La seconde est une tendance de plus en plus fréquente à recourir à des assignations en justice pour des divergences de vue que l’étudiant peut ressentir avec son encadrement formatif, y compris des contestations non pas de forme mais d’opportunité. Cette tendance n’est pas propre à l’Université, on la trouve dans toutes les formes d’enseignement et également dans beaucoup d’autres circonstances où l’intérêt particulier semble primer par rapport à l’intérêt général.

1. Dans un contexte de contingentement par compétition, cette tendance s’exacerbe puisqu’on trouve de nombreuses situations où un étudiant a réussi si l’on utilise les critères ordinaires applicables à toutes les sections sans numerus clausus mais où il ne peut néanmoins passer dans l’année supérieure. Le caractère profondément frustrant de cette mesure est un intense générateur de recours, et cela se comprend.

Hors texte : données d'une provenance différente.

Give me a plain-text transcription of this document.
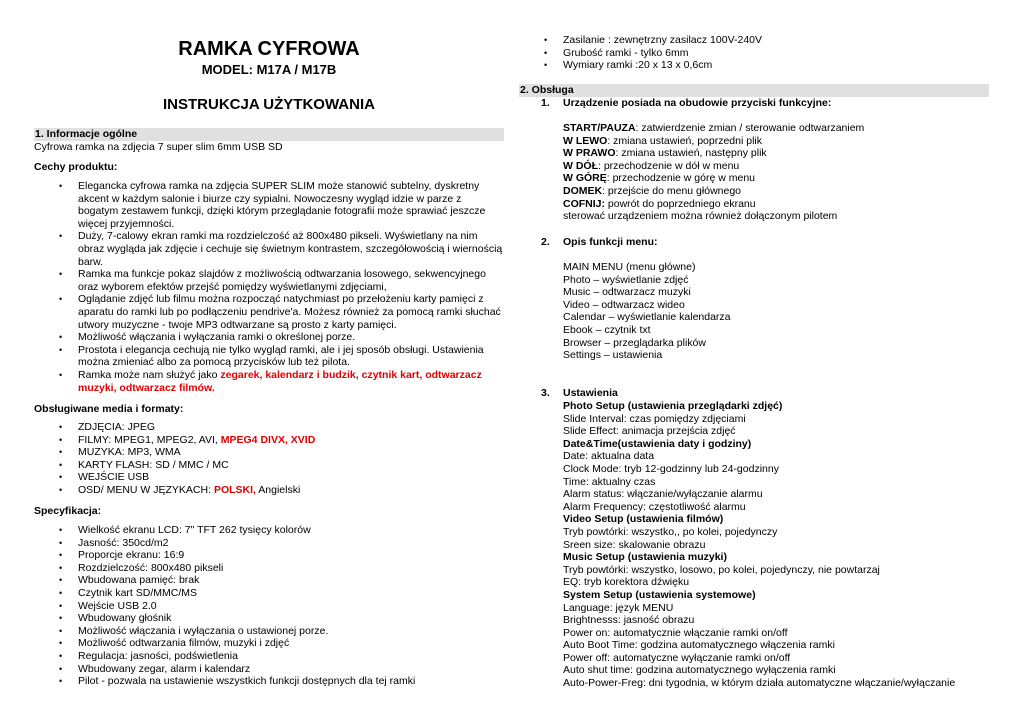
RAMKA CYFROWA
MODEL: M17A / M17B
INSTRUKCJA UŻYTKOWANIA
1. Informacje ogólne
Cyfrowa ramka na zdjęcia 7 super slim 6mm USB SD
Cechy produktu:
• Elegancka cyfrowa ramka na zdjęcia SUPER SLIM może stanowić subtelny, dyskretny akcent w każdym salonie i biurze czy sypialni. Nowoczesny wygląd idzie w parze z bogatym zestawem funkcji, dzięki którym przeglądanie fotografii może sprawiać jeszcze więcej przyjemności.
• Duży, 7-calowy ekran ramki ma rozdzielczość aż 800x480 pikseli. Wyświetlany na nim obraz wygląda jak zdjęcie i cechuje się świetnym kontrastem, szczegółowością i wiernością barw.
• Ramka ma funkcje pokaz slajdów z możliwością odtwarzania losowego, sekwencyjnego oraz wyborem efektów przejść pomiędzy wyświetlanymi zdjęciami,
• Oglądanie zdjęć lub filmu można rozpocząć natychmiast po przełożeniu karty pamięci z aparatu do ramki lub po podłączeniu pendrive'a. Możesz również za pomocą ramki słuchać utwory muzyczne - twoje MP3 odtwarzane są prosto z karty pamięci.
• Możliwość włączania i wyłączania ramki o określonej porze.
• Prostota i elegancja cechują nie tylko wygląd ramki, ale i jej sposób obsługi. Ustawienia można zmieniać albo za pomocą przycisków lub też pilota.
• Ramka może nam służyć jako zegarek, kalendarz i budzik, czytnik kart, odtwarzacz muzyki, odtwarzacz filmów.
Obsługiwane media i formaty:
• ZDJĘCIA: JPEG
• FILMY: MPEG1, MPEG2, AVI, MPEG4 DIVX, XVID
• MUZYKA: MP3, WMA
• KARTY FLASH: SD / MMC / MC
• WEJŚCIE USB
• OSD/ MENU W JĘZYKACH: POLSKI, Angielski
Specyfikacja:
• Wielkość ekranu LCD: 7" TFT 262 tysięcy kolorów
• Jasność: 350cd/m2
• Proporcje ekranu: 16:9
• Rozdzielczość: 800x480 pikseli
• Wbudowana pamięć: brak
• Czytnik kart SD/MMC/MS
• Wejście USB 2.0
• Wbudowany głośnik
• Możliwość włączania i wyłączania o ustawionej porze.
• Możliwość odtwarzania filmów, muzyki i zdjęć
• Regulacja: jasności, podświetlenia
• Wbudowany zegar, alarm i kalendarz
• Pilot - pozwala na ustawienie wszystkich funkcji dostępnych dla tej ramki
• Zasilanie : zewnętrzny zasilacz 100V-240V
• Grubość ramki - tylko 6mm
• Wymiary ramki :20 x 13 x 0,6cm
2. Obsługa
1. Urządzenie posiada na obudowie przyciski funkcyjne:
START/PAUZA: zatwierdzenie zmian / sterowanie odtwarzaniem
W LEWO: zmiana ustawień, poprzedni plik
W PRAWO: zmiana ustawień, następny plik
W DÓŁ: przechodzenie w dół w menu
W GÓRĘ: przechodzenie w górę w menu
DOMEK: przejście do menu głównego
COFNIJ: powrót do poprzedniego ekranu
sterować urządzeniem można również dołączonym pilotem
2. Opis funkcji menu:
MAIN MENU (menu główne)
Photo – wyświetlanie zdjęć
Music – odtwarzacz muzyki
Video – odtwarzacz wideo
Calendar – wyświetlanie kalendarza
Ebook – czytnik txt
Browser – przeglądarka plików
Settings – ustawienia
3. Ustawienia
Photo Setup (ustawienia przeglądarki zdjęć)
Slide Interval: czas pomiędzy zdjęciami
Slide Effect: animacja przejścia zdjęć
Date&Time(ustawienia daty i godziny)
Date: aktualna data
Clock Mode: tryb 12-godzinny lub 24-godzinny
Time: aktualny czas
Alarm status: włączanie/wyłączanie alarmu
Alarm Frequency: częstotliwość alarmu
Video Setup (ustawienia filmów)
Tryb powtórki: wszystko,, po kolei, pojedynczy
Sreen size: skalowanie obrazu
Music Setup (ustawienia muzyki)
Tryb powtórki: wszystko, losowo, po kolei, pojedynczy, nie powtarzaj
EQ: tryb korektora dźwięku
System Setup (ustawienia systemowe)
Language: język MENU
Brightnesss: jasność obrazu
Power on: automatycznie włączanie ramki on/off
Auto Boot Time: godzina automatycznego włączenia ramki
Power off: automatyczne wyłączanie ramki on/off
Auto shut time: godzina automatycznego wyłączenia ramki
Auto-Power-Freg: dni tygodnia, w którym działa automatyczne włączanie/wyłączanie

2. Dans ce même contexte, la moindre faiblesse (moins de 10/20 à un examen) ne pardonne pas: elle verse l’étudiant dans une catégorie où, quel que soit le nombre maximum, il n’est pas éligible, ce qui est également frustrant. L’envie est très forte pour lui de démontrer que cette note a été mal évaluée non seulement pour lui mais pour tout le monde. Ce deuxième cas se double nécessairement du premier (d’abord remonter dans le canot de sauvetage, ensuite sauver le canot).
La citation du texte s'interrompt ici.